Jagdszenen aus Nordengland

MAKABER In „Sightseers“ von Ben Wheatley macht sich ein Paar wird im Wohnwagen auf eine Reise zu den Touristenattraktionen Nordenglands und lässt dabei eine Spur von brutal ermordeten Opfern hinter sich. Dabei ist der Kitsch oft grauslicher als das Blut

VON WILFRIED HIPPEN

Es soll eine perfekte kleine Campingtour werden. Chris hat alles genau geplant und Tina ist begierig darauf, endlich einmal von ihrer ewig quengelnden Mutter wegzukommen. Sie hat extra für ihn Reizwäsche gehäkelt und er freut sich auf solche Touristenattraktionen wie das Bleistiftmuseum von Keswick, die Blue John Tropfsteinhöhle und den Straßenbahn-Vergnügungspark von Crich. Dort fahren die beiden mit leuchtenden Augen in einer alten Tram durchs Gelände, bis ein paar Reihen vor ihnen ein Tourist achtlos ein Stück Papier auf den Boden wirft. Da sträubt sich der rote Vollbart des auf den ersten Blick so gemütlich wirkenden Chris und sein wilder Blick auf den Umweltsünder lässt das Schlimmste befürchten. Tatsächlich endet dieser schnell unter den Rädern des Campinganhängers und mit viel spritzendem Filmblut macht der Regisseur Ben Wheatley deutlich, wie die wirklichen Attraktionen dieser Reise durch die Landschaften Nordenglands aussehen werden.

Tina leidet nach dem grotesken Unfalltod ihres Hundes (der in einer für Tierfreunde verstörenden Rückblende zelebriert wird) an Depressionen, die durch den rüden Ton ihre dominanten Mutter noch verstärkt werden. Der arbeitslose Chris sieht sich als kommenden Schriftsteller und erklärt Tina zu seiner Muse, doch nachdem sie auf dem Campingplatz einen realen Autoren kennenlernen, der sie sehr herablassend behandelt und sich über ihren schlechten Geschmack lustig macht, segelt dieser bald in einen Abgrund und die beiden erkennen, wozu sie sich gegenseitig tatsächlich inspirieren.

Komisch wirkt dies eine Zeitlang durch die Selbstverständlichkeit, mit der sie bald jeden aus dem Weg räumen, der sie stört. Da bereitet das Blut am Wohnwagen ihnen mehr Kummer als die Taten selber und auch, dass sie bald übers Radio gesucht werden („Die Polizei fahndet nach einem Mann mit rotem Bart und seiner wütenden Begleiterin.“), scheint für sie nur eine kleine Irritation zu sein, durch die sie sich den Urlaub nicht verderben lassen.

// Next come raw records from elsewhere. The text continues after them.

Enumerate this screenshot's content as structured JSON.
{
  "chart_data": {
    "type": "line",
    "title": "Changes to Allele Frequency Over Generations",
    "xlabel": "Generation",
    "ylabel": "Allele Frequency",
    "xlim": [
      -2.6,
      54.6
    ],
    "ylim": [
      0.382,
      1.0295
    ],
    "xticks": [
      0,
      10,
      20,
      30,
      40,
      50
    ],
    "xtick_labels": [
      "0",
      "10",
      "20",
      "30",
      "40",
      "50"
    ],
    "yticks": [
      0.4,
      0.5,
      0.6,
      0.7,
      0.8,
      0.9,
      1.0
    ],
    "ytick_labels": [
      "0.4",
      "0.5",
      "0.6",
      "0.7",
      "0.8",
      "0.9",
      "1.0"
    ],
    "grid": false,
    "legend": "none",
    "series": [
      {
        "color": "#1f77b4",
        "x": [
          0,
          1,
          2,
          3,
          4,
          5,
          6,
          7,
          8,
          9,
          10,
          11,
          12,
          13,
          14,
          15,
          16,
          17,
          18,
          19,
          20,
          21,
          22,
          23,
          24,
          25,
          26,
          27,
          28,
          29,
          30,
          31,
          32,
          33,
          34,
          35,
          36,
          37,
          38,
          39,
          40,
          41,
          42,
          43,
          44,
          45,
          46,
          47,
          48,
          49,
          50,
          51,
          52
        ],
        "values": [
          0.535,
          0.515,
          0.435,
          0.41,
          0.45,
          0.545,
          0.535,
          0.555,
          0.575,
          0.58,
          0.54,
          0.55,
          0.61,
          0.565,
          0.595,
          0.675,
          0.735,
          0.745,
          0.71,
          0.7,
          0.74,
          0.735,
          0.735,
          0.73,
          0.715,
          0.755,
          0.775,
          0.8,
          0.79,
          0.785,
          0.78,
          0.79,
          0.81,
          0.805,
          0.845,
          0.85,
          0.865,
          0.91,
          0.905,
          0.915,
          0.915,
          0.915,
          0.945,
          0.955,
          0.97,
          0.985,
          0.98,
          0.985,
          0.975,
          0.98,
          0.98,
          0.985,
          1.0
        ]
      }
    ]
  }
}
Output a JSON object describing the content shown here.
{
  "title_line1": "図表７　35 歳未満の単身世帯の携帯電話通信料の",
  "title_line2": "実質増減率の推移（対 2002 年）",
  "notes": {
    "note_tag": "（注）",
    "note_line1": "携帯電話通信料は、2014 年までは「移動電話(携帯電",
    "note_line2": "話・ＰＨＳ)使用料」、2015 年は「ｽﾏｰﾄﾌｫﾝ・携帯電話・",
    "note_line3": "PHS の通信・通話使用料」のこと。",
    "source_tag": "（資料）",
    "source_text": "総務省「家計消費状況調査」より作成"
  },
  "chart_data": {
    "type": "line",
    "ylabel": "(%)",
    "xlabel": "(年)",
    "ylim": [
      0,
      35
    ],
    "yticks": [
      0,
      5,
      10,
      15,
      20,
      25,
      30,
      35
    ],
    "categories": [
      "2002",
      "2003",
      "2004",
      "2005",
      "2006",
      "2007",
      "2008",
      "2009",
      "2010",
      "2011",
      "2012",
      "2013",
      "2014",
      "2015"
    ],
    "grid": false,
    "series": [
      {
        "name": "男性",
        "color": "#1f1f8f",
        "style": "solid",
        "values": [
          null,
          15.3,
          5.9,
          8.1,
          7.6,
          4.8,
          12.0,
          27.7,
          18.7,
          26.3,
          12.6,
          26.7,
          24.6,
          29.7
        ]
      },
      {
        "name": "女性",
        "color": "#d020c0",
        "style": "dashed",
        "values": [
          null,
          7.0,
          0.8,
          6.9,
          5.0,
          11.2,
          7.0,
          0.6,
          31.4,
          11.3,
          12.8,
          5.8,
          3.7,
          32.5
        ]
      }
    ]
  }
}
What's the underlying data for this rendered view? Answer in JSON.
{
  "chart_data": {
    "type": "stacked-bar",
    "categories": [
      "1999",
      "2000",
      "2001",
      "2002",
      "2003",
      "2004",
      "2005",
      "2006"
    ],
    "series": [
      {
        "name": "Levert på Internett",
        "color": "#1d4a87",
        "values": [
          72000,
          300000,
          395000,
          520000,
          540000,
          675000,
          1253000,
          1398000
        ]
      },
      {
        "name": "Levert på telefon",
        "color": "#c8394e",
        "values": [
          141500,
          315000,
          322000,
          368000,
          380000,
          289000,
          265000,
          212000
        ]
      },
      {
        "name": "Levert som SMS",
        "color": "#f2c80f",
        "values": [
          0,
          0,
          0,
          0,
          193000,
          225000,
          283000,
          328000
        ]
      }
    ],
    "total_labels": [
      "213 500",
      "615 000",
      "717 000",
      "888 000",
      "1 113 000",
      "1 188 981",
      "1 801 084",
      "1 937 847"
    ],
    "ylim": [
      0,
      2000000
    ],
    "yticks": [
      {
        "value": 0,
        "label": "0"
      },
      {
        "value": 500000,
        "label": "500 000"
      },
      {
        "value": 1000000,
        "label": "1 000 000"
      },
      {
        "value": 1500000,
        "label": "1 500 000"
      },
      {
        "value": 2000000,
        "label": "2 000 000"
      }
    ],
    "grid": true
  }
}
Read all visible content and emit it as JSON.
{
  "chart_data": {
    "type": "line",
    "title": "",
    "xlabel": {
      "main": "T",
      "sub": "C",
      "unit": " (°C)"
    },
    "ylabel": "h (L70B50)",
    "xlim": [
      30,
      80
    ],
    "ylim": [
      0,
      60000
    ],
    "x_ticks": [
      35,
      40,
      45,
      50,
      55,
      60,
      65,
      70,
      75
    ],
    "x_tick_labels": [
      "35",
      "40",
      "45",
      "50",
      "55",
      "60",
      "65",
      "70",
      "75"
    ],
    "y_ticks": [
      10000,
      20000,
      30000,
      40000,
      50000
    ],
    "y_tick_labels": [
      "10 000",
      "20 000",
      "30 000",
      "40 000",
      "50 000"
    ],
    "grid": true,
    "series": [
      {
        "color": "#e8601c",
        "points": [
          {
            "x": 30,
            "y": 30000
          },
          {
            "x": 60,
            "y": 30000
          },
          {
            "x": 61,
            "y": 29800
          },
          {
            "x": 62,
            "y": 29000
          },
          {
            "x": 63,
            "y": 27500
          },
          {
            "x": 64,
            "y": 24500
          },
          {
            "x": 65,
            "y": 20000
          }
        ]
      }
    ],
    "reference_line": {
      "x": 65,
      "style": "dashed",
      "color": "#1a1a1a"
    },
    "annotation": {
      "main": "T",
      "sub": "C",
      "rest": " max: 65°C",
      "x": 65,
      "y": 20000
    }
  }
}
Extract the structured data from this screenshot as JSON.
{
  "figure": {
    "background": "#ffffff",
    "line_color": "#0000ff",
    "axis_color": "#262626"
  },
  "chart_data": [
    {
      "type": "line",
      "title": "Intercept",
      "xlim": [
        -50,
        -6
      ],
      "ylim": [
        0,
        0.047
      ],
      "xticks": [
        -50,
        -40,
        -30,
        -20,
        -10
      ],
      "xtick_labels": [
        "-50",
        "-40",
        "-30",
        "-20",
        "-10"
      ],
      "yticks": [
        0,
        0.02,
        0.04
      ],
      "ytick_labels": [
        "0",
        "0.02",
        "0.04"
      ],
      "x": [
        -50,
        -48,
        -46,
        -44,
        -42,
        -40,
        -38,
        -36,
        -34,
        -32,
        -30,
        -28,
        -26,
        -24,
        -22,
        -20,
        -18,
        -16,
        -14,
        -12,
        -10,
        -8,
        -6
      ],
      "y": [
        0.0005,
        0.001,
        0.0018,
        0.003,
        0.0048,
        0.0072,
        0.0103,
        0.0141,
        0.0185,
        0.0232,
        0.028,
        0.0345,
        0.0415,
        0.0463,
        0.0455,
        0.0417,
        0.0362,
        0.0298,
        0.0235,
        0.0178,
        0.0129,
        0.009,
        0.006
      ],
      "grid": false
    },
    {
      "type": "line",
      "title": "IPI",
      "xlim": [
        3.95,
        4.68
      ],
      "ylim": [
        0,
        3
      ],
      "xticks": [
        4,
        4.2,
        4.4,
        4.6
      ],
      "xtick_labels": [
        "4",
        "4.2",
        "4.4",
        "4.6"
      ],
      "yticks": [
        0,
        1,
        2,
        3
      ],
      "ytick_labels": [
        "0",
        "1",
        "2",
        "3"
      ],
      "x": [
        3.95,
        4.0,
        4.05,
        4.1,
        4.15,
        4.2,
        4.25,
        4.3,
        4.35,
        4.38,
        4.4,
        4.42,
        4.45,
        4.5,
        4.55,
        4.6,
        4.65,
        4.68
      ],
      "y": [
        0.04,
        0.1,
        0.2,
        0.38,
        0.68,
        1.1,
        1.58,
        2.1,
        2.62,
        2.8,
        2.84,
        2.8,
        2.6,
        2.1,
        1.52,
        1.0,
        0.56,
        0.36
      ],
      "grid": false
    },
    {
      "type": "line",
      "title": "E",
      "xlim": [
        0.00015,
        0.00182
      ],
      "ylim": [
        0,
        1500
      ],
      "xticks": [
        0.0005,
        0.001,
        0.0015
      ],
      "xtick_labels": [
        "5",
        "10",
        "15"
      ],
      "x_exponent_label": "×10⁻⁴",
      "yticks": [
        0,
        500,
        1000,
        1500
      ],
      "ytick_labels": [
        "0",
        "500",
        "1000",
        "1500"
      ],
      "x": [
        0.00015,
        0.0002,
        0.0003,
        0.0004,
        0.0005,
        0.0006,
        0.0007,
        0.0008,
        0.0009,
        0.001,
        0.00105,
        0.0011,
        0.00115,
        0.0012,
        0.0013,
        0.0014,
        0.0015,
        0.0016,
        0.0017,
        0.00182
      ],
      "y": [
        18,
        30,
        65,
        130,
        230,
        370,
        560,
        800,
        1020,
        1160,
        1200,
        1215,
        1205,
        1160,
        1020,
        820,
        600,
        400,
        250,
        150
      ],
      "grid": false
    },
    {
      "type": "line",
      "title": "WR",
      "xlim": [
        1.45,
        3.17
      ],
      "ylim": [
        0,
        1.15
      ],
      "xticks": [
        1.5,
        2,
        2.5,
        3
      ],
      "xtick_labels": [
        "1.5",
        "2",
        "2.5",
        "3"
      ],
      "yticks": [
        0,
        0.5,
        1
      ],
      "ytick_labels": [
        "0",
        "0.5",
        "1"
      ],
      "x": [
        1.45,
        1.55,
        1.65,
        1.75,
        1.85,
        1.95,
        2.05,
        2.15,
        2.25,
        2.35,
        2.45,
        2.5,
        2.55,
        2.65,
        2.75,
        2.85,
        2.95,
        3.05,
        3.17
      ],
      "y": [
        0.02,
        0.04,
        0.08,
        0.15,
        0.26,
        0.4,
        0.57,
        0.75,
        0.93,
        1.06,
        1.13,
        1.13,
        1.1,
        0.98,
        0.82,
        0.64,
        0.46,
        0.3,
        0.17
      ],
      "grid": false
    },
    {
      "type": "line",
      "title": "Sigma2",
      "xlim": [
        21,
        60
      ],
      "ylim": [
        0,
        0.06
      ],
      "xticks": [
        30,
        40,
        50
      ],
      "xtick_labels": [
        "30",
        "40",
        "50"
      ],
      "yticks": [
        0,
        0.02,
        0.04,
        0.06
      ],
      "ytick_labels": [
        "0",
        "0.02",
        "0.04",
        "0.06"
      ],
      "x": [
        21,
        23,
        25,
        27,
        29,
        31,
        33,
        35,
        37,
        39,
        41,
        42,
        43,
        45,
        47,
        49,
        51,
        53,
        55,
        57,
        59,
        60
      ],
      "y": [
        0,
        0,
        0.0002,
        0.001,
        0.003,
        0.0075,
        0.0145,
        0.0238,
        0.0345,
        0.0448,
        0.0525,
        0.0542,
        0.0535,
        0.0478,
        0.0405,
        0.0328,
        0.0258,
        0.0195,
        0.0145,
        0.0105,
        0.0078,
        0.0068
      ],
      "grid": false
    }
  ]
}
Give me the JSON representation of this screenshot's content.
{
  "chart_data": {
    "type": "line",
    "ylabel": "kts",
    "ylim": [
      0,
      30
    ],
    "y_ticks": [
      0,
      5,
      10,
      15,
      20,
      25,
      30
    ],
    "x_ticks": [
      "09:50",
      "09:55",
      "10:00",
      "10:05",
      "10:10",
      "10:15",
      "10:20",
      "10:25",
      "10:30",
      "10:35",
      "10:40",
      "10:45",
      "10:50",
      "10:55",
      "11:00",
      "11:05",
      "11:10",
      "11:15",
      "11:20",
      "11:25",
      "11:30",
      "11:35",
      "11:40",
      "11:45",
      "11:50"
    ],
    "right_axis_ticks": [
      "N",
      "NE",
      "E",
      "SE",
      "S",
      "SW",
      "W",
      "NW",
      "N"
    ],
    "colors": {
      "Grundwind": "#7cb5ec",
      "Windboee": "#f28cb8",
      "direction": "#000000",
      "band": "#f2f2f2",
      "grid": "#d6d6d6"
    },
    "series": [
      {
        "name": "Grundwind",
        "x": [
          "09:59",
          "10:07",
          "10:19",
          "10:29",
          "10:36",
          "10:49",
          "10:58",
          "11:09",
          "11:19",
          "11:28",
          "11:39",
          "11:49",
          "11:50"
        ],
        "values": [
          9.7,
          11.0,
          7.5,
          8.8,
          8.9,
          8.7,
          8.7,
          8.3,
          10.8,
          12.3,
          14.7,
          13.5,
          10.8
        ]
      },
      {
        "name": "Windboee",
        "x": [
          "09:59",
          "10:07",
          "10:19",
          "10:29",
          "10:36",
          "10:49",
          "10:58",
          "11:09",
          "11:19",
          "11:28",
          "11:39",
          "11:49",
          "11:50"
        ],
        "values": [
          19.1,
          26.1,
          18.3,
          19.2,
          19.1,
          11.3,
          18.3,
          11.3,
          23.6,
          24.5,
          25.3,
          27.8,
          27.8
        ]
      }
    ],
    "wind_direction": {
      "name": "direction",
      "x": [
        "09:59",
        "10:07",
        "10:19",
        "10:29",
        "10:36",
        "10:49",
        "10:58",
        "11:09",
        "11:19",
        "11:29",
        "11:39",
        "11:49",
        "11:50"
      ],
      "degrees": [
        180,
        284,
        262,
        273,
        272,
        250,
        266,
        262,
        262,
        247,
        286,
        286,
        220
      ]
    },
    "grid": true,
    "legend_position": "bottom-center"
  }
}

So wird hier das beliebte Genre-Motiv vom Killerpärchen auf der Flucht mit einem Paar spießigen britischen Kleinbürgern durchgespielt.

Die britischen TV-Comedians Alice Lowe und Steve Oram haben die beiden Charaktere Tina und Chris seit Jahren entwickelt und dabei ihre Ticks bis ins Absurde getrieben. Viele Szenen sind improvisiert und das neue Wunderkind des britischen Kinos Ben Wheatley (der vor zwei Jahren in „Kill List“ ähnlich makaber Gewalt inszenierte) bietet ihnen mit seiner naturalistischen Kamera einen passenden Rahmen dafür. Leider hielt er sich aber auch zu sehr an ihr Drehbuch, dessen für das Fernsehformat typische Episodenform im Kino nicht funktioniert. So wird „Sightseers“ von der Mitte an zu vorhersehbar und dies versuchen die Filmemacher nun wiederum durch eine Steigerungsdramaturgie zu kaschieren. Die Anlässe zum Morden werden immer nichtiger und die Taten immer kaltschnäuziger in Szene gesetzt. Dadurch verliert der Film viel von seinem Witz und der Zuschauer verliert das Interesse an den Protagonisten. Und so zielt das grandios kitschig mit „The Power of Love“ von „Frankie goes to Hollywood“ orchestrierte Finale ins Leere und die boshafte Schlusspointe wirkt verschenkt. Am schönsten war es im Bleistiftmuseum.